Published: Sunday, February 17, 2013
Updated: Sunday, February 17, 2013 20:02
On Valentine’s Day, the Boston College Allies hosted an event in the Quad called “Don’t Skirt the Issue,” a campaign to end gender-based violence. Men wearing skirts, a nonconventional method to draw the attention of passersby, was an effective way to open up dialogue about what is generally considered a touchy subject. The Heights would like to recognize the efforts of all those involved in the campaign—the organizers, those who contributed their time to making promotional materials, and those who showed up in skirts on Thursday, prepared to educate their fellow students. The issue of gender-based violence is an important one, and we commend Allies for opening the topic to discussion.
The Heights concurs with Allies’ assessment that the problem of violence against women and girls should not be considered simply a “women’s issue”—assault affects all members of a community, and recognizing that it affects everyone is a significant step toward ending such violence. Attacks against women cannot be halted without the active support of both men and women—neither party can afford to take a passive role, and we appreciate that Allies took time to make just that point. They succeeded in bringing a large-scale issue, one that goes far beyond the BC bubble, to campus. BC students are sometimes criticized for being apathetic about or ignorant of events outside their own immediate surroundings. “Don’t Skirt the Issue” is evidence that the spirit of activism and engagement in the student body is very much alive and well. We hope that Allies, and other groups on campus, take note of this event’s success and continue to push for the recognition and discussion of real-world problems.

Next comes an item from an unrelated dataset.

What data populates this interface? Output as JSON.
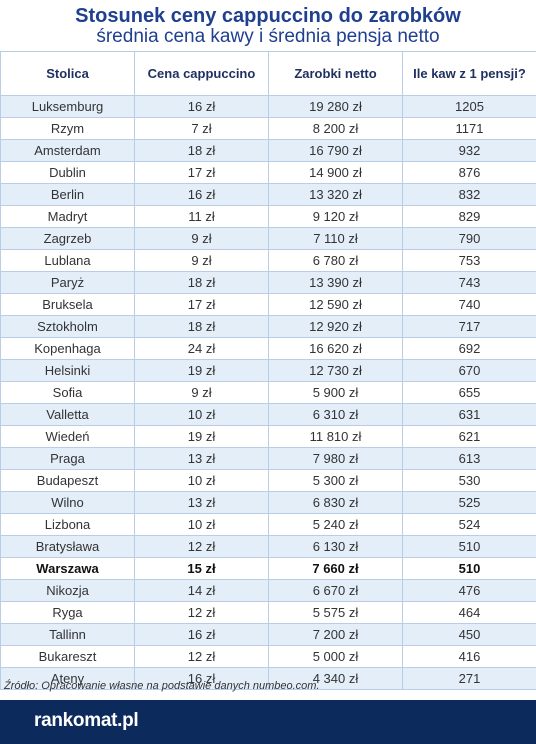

The Heights is pleased to note that this campaign was largely met with support and open minds. We would like to point out, however, that simply listening and agreeing will not be enough to halt gender-based violence. Continuing the dialogue is crucial—we encourage students to take advantage of relevant resources on BC’s campus. BCPD offers Rape Aggression Defense (R.A.D.) courses for free—the next sessions begin in March, and women are encouraged to attend and learn how to defend themselves from attackers. The Women’s Resource Center (WRC) offers Bystander Awareness Education courses, aimed at creating communities that feel responsible to prevent sexual assault. RAs can request that these presentations be hosted in their living communities, and student groups on campus can also request presentations, so that all members are informed. Students can also volunteer to be student trainers for the WRC’s presentations. The Heights suggests that all students take the time to become familiar with and use these resources—BC offers effective means for members of the community to educate themselves and take proactive steps to fight against rape and assault—it’s the students’ responsibility to take advantage of them.